Personenfreizügigkeit praktisch
Am letzten Freitag fand in Aarberg das Weihnachtsfest von Directories statt. Wir als local.ch sind da auch eingeladen - Directories ist unsere Mutter.
An unserem Tisch sassen drei Chauffeure von Postauto, oder Postcar, wie sie mir erklärten, die uns später in der Nacht dann zurück nach Bern, Luzern und nach Biel zur Unterkunft fahren würden. Rund um eine grosse Baggerschaufel mit einer grossen Glut und einem noch grösseren Topf Fondue entspannte sich eine spannende Diskussion rund um die Personenfreizügigkeit.

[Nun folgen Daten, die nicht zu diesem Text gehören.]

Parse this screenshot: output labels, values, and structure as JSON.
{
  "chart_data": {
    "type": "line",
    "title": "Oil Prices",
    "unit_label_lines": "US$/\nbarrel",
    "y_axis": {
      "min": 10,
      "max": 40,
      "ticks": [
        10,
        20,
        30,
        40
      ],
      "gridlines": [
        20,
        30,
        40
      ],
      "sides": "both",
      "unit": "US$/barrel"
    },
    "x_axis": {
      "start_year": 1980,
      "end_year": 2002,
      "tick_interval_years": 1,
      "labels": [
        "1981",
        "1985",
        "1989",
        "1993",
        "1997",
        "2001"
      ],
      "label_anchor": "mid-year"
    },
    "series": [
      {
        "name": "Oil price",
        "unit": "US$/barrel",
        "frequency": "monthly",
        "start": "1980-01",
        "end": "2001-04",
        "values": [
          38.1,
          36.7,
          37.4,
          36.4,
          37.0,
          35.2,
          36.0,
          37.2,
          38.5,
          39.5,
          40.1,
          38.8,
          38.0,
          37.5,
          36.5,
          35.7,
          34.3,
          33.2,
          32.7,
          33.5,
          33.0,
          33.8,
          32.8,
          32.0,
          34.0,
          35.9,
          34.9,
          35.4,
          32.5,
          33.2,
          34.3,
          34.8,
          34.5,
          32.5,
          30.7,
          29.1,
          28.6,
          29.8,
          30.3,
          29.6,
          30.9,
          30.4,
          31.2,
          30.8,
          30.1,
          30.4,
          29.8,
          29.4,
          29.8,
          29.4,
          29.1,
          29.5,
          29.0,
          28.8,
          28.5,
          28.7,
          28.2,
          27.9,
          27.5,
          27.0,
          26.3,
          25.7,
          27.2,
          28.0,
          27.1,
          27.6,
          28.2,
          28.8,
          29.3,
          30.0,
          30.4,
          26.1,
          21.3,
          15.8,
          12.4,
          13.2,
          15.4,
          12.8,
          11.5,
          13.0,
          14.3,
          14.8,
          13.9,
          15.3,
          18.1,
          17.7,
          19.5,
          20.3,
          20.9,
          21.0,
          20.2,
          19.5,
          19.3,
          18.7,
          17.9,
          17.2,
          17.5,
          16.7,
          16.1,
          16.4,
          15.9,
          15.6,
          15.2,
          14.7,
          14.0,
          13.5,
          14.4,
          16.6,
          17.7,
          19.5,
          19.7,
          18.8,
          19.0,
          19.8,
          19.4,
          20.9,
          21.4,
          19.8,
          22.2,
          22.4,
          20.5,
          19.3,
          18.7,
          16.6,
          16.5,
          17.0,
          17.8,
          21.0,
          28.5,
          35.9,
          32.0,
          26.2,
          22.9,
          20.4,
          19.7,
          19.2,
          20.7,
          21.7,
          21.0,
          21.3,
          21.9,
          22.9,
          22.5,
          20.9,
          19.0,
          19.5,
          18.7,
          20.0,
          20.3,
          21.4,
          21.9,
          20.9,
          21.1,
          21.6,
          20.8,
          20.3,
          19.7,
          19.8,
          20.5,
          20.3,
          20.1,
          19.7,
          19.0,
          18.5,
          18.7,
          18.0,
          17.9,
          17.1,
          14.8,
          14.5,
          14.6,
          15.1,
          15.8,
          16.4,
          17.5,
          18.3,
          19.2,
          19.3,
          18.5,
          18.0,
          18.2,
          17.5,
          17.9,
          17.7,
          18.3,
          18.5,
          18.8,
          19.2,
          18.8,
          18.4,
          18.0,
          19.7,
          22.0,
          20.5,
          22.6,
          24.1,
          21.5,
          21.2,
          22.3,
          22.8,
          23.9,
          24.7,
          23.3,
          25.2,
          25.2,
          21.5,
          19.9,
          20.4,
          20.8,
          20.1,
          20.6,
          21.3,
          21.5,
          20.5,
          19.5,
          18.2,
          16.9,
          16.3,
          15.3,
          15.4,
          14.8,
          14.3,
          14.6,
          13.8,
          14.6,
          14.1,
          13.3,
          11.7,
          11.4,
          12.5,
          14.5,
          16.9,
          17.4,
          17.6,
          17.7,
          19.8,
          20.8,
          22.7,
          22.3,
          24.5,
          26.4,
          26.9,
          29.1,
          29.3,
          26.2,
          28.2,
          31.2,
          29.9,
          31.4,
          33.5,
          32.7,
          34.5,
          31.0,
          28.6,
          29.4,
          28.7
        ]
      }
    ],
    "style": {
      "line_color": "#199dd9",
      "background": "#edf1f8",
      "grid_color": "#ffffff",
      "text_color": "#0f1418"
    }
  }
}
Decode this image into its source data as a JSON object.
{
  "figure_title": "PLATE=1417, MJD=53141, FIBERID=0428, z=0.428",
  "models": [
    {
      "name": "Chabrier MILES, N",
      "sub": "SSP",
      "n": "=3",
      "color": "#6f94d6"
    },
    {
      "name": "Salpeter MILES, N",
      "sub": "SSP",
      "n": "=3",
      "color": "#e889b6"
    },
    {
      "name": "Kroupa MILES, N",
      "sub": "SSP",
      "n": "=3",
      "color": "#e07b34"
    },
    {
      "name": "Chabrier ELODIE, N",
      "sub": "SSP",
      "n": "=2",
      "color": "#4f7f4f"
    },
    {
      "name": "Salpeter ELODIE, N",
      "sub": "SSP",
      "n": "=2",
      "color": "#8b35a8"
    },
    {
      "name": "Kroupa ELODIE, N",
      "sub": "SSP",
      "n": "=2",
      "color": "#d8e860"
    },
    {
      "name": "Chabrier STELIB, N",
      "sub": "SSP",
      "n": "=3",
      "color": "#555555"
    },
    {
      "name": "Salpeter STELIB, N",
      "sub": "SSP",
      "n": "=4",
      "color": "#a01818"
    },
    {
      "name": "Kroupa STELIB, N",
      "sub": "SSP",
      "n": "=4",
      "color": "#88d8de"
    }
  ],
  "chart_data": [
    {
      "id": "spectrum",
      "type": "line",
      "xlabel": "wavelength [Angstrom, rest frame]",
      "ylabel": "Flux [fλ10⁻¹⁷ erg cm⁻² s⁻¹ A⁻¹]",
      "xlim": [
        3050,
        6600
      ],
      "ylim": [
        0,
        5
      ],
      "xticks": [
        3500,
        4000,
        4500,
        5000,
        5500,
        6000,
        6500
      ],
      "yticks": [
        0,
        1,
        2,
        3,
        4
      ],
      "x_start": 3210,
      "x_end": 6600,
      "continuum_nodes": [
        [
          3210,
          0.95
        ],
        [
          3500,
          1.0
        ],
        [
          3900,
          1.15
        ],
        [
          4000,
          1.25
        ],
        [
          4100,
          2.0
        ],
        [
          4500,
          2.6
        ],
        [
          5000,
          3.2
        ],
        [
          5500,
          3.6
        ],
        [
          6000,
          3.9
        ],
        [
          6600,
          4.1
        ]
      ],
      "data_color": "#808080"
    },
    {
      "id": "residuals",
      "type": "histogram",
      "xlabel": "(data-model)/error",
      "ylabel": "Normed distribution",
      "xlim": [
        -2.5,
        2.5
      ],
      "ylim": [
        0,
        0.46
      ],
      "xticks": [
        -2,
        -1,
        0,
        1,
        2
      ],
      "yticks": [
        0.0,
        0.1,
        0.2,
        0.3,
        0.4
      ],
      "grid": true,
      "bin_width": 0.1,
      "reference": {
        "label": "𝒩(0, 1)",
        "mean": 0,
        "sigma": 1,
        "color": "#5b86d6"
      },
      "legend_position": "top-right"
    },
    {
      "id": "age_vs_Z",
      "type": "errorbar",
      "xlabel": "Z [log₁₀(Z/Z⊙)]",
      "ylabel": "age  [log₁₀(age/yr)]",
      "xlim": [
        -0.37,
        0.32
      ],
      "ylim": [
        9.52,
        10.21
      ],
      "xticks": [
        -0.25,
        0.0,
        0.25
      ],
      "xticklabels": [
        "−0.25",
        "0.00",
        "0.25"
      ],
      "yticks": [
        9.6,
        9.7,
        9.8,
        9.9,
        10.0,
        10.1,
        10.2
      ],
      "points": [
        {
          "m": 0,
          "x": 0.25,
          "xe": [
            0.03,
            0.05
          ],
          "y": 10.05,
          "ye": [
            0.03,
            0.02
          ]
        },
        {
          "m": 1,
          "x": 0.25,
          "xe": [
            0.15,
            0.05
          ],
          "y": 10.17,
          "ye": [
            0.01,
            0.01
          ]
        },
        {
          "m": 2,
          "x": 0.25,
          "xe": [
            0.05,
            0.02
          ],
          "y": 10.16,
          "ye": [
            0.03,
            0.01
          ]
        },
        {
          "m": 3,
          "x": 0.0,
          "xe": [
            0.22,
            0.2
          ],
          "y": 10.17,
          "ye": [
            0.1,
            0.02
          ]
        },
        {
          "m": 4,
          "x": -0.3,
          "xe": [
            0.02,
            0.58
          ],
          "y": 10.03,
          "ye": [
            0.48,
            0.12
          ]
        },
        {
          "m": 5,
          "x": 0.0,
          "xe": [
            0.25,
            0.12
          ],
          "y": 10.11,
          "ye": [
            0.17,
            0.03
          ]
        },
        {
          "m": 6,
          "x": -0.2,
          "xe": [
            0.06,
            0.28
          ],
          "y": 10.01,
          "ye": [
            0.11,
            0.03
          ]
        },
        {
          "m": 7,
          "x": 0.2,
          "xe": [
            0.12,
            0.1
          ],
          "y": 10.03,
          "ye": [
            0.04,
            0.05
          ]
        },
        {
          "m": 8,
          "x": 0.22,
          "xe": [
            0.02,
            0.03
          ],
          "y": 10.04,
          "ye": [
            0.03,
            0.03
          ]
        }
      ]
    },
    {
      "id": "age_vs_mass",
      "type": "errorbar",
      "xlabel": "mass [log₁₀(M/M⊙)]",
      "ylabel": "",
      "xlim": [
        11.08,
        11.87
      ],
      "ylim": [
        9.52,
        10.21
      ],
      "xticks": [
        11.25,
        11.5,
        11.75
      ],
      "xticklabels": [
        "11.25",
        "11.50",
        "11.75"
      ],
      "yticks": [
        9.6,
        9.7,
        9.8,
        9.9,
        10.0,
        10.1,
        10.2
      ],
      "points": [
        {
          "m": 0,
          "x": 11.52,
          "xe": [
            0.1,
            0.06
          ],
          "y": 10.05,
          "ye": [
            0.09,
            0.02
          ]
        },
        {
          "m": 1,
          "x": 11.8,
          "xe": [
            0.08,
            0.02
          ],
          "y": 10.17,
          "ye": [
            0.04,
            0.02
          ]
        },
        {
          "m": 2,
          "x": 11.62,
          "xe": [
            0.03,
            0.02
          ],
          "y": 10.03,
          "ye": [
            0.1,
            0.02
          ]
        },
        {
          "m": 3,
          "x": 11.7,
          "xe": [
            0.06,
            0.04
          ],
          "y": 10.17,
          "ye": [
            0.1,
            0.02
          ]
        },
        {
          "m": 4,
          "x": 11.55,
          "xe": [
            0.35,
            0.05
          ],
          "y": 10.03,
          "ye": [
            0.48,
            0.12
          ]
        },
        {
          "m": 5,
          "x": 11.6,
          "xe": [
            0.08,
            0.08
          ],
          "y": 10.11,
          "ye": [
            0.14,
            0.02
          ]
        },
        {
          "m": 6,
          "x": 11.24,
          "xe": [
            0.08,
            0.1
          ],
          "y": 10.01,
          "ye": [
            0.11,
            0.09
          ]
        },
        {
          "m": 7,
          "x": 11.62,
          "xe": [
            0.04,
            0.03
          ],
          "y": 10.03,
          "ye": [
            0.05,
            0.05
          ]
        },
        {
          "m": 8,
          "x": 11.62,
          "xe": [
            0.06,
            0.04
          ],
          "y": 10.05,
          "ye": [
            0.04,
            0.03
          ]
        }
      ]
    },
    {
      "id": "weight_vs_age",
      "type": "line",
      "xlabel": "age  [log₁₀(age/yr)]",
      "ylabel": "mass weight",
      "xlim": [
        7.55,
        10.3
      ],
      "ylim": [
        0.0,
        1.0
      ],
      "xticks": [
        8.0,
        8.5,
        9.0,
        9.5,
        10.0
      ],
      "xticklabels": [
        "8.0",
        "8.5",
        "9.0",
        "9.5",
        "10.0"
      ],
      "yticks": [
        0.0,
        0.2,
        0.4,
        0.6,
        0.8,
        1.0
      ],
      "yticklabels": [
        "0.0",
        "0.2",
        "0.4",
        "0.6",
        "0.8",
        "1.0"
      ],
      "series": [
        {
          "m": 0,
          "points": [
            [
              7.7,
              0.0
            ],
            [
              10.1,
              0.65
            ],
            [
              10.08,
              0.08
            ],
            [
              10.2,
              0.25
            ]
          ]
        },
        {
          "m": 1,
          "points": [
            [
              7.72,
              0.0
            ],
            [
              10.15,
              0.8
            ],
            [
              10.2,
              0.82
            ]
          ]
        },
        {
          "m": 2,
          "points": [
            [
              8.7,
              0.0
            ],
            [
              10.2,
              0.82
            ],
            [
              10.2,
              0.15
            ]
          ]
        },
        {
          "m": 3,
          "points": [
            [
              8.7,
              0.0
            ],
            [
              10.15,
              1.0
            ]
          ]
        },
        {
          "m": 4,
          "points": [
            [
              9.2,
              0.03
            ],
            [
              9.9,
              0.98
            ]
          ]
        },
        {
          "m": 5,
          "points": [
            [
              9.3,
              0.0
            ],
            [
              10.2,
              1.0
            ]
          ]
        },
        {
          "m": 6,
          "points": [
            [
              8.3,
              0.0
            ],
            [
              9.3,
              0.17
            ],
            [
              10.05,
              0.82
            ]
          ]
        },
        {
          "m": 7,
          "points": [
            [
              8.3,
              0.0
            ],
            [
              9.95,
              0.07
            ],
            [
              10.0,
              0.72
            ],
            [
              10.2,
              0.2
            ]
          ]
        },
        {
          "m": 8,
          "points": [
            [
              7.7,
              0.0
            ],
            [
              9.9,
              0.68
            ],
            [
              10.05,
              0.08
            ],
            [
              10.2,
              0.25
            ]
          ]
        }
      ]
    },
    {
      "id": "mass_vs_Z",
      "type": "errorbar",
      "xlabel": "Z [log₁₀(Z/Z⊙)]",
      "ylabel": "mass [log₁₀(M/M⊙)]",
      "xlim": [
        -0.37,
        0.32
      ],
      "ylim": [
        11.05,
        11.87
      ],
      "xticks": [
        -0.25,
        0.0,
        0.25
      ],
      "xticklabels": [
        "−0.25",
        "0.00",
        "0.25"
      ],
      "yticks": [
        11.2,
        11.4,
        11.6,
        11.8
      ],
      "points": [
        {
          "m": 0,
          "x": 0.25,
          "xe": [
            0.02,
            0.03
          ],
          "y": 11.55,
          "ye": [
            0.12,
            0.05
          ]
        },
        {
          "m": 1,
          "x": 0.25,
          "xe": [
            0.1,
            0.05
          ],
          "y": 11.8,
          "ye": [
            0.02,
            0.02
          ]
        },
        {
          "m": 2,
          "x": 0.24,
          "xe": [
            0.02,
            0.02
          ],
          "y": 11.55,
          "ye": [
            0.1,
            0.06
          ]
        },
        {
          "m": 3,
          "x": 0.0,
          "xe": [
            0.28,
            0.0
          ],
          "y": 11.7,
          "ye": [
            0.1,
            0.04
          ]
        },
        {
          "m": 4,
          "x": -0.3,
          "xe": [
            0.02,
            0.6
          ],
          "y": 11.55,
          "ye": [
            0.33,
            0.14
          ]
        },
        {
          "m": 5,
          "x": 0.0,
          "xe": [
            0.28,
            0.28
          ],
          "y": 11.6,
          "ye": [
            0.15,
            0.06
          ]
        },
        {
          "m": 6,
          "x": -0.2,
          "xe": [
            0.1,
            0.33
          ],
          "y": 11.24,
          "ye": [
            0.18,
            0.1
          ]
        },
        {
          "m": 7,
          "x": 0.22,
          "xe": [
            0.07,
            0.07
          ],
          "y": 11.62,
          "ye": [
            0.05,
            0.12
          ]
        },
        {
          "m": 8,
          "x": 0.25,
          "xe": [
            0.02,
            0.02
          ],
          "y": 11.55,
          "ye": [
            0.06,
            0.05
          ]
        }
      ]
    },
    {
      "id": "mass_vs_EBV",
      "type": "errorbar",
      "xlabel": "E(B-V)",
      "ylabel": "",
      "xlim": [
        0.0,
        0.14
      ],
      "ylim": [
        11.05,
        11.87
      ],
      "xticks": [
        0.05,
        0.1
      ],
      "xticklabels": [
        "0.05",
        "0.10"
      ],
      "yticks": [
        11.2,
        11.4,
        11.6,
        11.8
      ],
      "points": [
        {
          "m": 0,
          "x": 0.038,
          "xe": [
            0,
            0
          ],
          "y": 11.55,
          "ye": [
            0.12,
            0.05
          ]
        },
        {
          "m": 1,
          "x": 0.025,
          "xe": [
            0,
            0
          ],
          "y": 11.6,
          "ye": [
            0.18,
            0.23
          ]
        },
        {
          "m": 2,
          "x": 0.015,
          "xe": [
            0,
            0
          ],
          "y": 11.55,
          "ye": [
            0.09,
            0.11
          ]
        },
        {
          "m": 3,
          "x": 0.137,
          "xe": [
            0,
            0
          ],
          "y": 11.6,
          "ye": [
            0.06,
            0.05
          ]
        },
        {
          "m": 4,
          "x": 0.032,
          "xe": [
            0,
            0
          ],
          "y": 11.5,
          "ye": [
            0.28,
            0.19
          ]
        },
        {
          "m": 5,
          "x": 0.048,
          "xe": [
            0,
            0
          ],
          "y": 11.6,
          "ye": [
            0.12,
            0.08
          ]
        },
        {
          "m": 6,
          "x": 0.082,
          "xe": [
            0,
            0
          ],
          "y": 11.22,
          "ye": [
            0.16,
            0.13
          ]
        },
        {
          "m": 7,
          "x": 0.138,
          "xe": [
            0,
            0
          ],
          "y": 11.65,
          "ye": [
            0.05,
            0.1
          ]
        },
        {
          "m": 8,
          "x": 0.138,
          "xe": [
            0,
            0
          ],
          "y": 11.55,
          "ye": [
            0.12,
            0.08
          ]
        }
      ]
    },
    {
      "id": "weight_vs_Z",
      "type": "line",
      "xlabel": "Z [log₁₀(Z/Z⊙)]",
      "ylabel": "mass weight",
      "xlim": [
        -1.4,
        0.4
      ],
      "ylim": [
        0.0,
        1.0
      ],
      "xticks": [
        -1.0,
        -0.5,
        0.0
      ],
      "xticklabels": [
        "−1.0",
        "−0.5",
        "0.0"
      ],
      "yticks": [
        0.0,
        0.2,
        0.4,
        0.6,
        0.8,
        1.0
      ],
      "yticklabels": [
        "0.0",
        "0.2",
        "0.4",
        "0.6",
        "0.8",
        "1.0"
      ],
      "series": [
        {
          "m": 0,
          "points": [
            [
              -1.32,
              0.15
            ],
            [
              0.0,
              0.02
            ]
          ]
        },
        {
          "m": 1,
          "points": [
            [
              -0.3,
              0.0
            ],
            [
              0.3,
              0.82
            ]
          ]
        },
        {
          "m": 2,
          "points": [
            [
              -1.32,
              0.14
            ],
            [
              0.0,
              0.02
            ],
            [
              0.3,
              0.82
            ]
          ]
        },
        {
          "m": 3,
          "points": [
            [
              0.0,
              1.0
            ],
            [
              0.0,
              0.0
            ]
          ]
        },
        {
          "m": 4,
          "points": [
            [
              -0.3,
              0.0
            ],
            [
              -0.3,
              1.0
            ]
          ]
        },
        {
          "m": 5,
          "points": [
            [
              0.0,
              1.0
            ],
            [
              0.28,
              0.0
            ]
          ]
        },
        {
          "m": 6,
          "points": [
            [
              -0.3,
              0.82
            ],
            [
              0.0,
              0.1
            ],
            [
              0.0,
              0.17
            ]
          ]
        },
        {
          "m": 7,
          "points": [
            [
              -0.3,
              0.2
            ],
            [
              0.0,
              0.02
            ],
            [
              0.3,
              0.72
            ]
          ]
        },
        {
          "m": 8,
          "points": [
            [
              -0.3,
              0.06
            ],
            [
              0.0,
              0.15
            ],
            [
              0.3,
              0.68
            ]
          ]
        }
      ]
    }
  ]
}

Herr Zinniker ist Postautochauffeur mit Leib uns Seele. Kunststück, in seiner Familie fährt man seit 80 Jahren für die Post. Seine Familie hatte eine eigene Fuhrhalterei mit 40 Mitarbeitern. Sie mussten sie vor zwei Jahren stark redimensionieren und auf Extrafahrten und Carreisen neu ausrichten. Warum? Aufgrund der WTO Ausschreibungsregeln wurde die Konzession für die Linien rund um Zofingen neu ausgeschrieben. Gewonnen hat die Ausschreibung nach einem zweijährigen Prozedere die SBB und Bremgarten Dietikon Bahn (Wie bitte, rechte Tasche konkurriert linke Tasche??).
Wie? Sie war billiger. Wie geht das bei einem Betrieb wo eigentlich alles ziemlich genau zu berechnen ist? Der Fahrplan ist vorgegeben und damit die Anzahl Fahrzeuge und die Anzahl Chauffeure für den Regelbetrieb. Billiger sein geht einzig über zwei Varianten: A) Weniger Unterhalt an den Fahrzeugen, wobei das ein Verschieben in der Zeit darstellt, da die Busse so schneller ersetzt werden müssen und B) über tiefere Löhne.
Beide Varianten wurden eingesetzt: Die Kürzung der Löhne hat für viel böses Blut gesorgt und wurde von den Gewerkschaften letztlich erfolglos bekämpft. Die Konsequenz: Heute fahren zum Teil Chauffeure aus dem (nahen...) Elsass für die gebotenen Löhne von 4000.-/Monat. Die etwas älteren aber langjährigen Chauffeure beim bisherigen Fuhrhalter verdienten 6000.-/Monat. Ein Wahnwitz die neue Situation.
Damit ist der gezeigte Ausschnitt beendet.